Both Mini Guppies were built from scratch using parts salvaged from surplus Boeing 377/C-97Js. This enabled Aero Spacelines to widen the Mini Guppy cargo bay floor to 13 ft (4 m), as opposed to the 8 ft (2.4 m) restriction imposed when building directly onto a B-377 fuselage. Borrowed parts included the cockpit, wings, and tail.
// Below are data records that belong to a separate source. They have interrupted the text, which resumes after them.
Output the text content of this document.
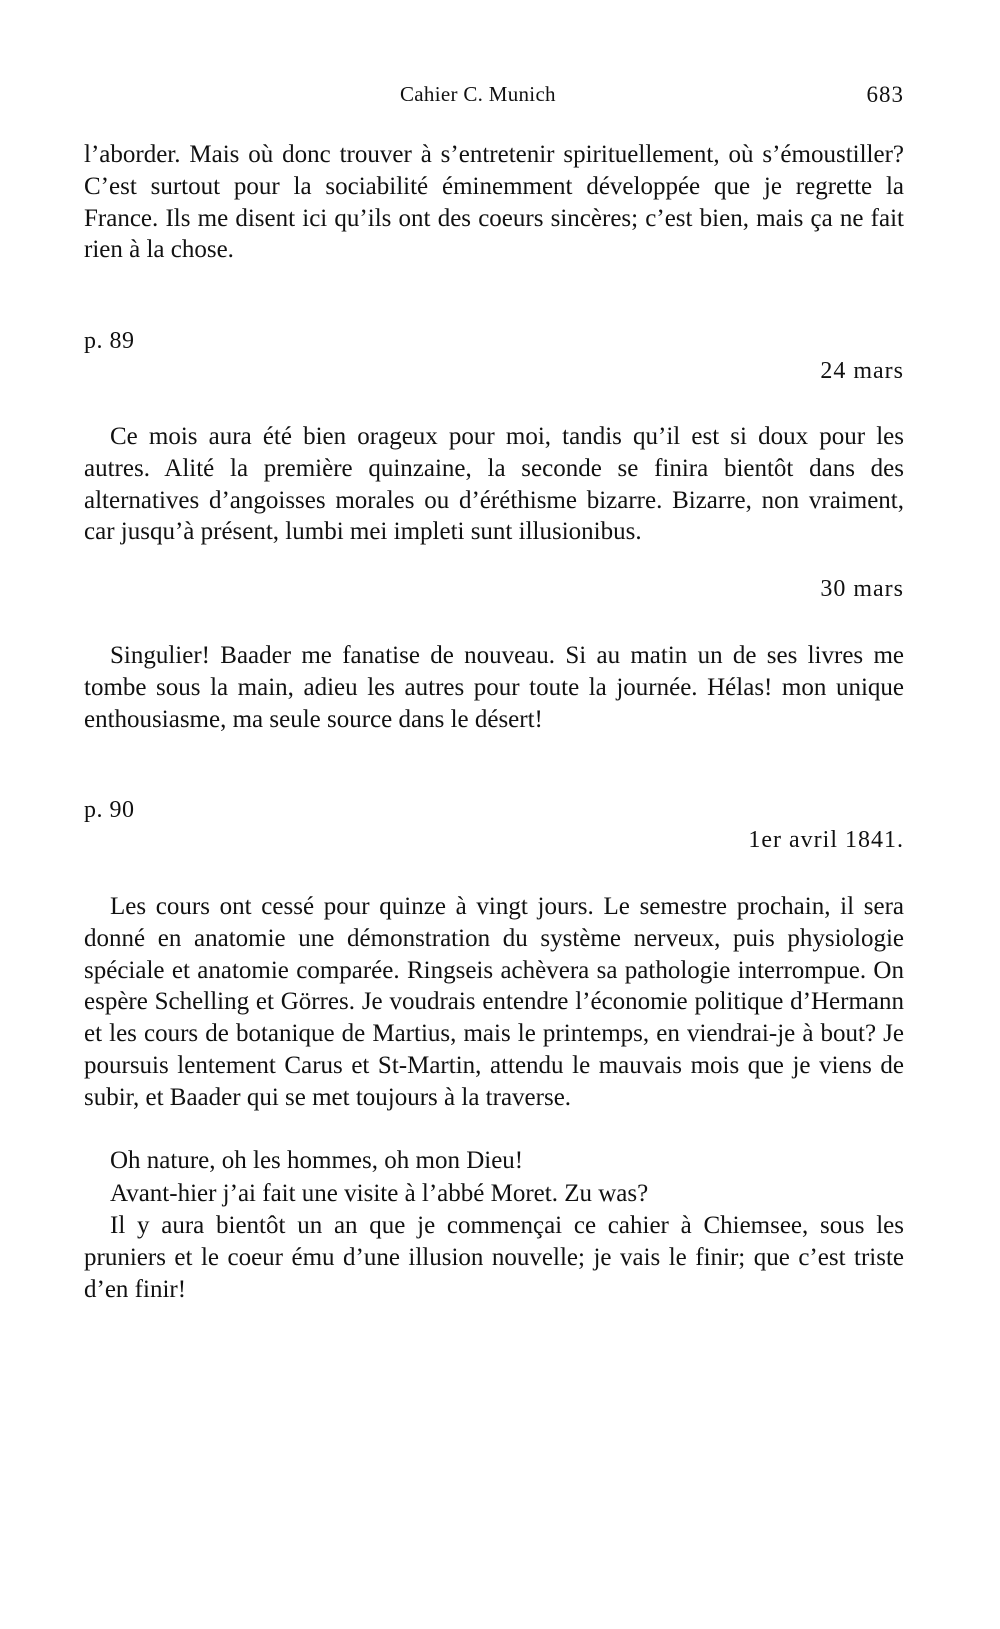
Cahier C. Munich	683
l’aborder. Mais où donc trouver à s’entretenir spirituellement, où s’émoustiller? C’est surtout pour la sociabilité éminemment développée que je regrette la France. Ils me disent ici qu’ils ont des coeurs sincères; c’est bien, mais ça ne fait rien à la chose.
p. 89
24 mars
Ce mois aura été bien orageux pour moi, tandis qu’il est si doux pour les autres. Alité la première quinzaine, la seconde se finira bientôt dans des alternatives d’angoisses morales ou d’éréthisme bizarre. Bizarre, non vraiment, car jusqu’à présent, lumbi mei impleti sunt illusionibus.
30 mars
Singulier! Baader me fanatise de nouveau. Si au matin un de ses livres me tombe sous la main, adieu les autres pour toute la journée. Hélas! mon unique enthousiasme, ma seule source dans le désert!
p. 90
1er avril 1841.
Les cours ont cessé pour quinze à vingt jours. Le semestre prochain, il sera donné en anatomie une démonstration du système nerveux, puis physiologie spéciale et anatomie comparée. Ringseis achèvera sa pathologie interrompue. On espère Schelling et Görres. Je voudrais entendre l’économie politique d’Hermann et les cours de botanique de Martius, mais le printemps, en viendrai-je à bout? Je poursuis lentement Carus et St-Martin, attendu le mauvais mois que je viens de subir, et Baader qui se met toujours à la traverse.
Oh nature, oh les hommes, oh mon Dieu!
Avant-hier j’ai fait une visite à l’abbé Moret. Zu was?
Il y aura bientôt un an que je commençai ce cahier à Chiemsee, sous les pruniers et le coeur ému d’une illusion nouvelle; je vais le finir; que c’est triste d’en finir!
The Mini Guppy first flew on May 24, 1967, and Aero Spacelines operated it for several years, ferrying such contract cargo as NASA's infamous Pioneer 10 Spacecraft, until 1974 when it was sold to American Jet Industries. American Jet Industries sold it to Aero Union in 1980, who sold it to Erickson Air Crane eight years later. Erickson Air Crane used the Mini Guppy to haul heavy equipment until 1995, when it was retired to the Tillamook Air Museum in Tillamook, Oregon, where it resides today. As of 1 August 2008, visitors to the Tillamook Air Museum may tour the Mini-Guppy for an additional fee.
The MGT first took to the air on March 13, 1970, but was tragically short-lived. On May 12, 1970 the Mini Guppy Turbine was lost, along with the entire crew, in an accident during flight testing at Edwards Air Force Base, California.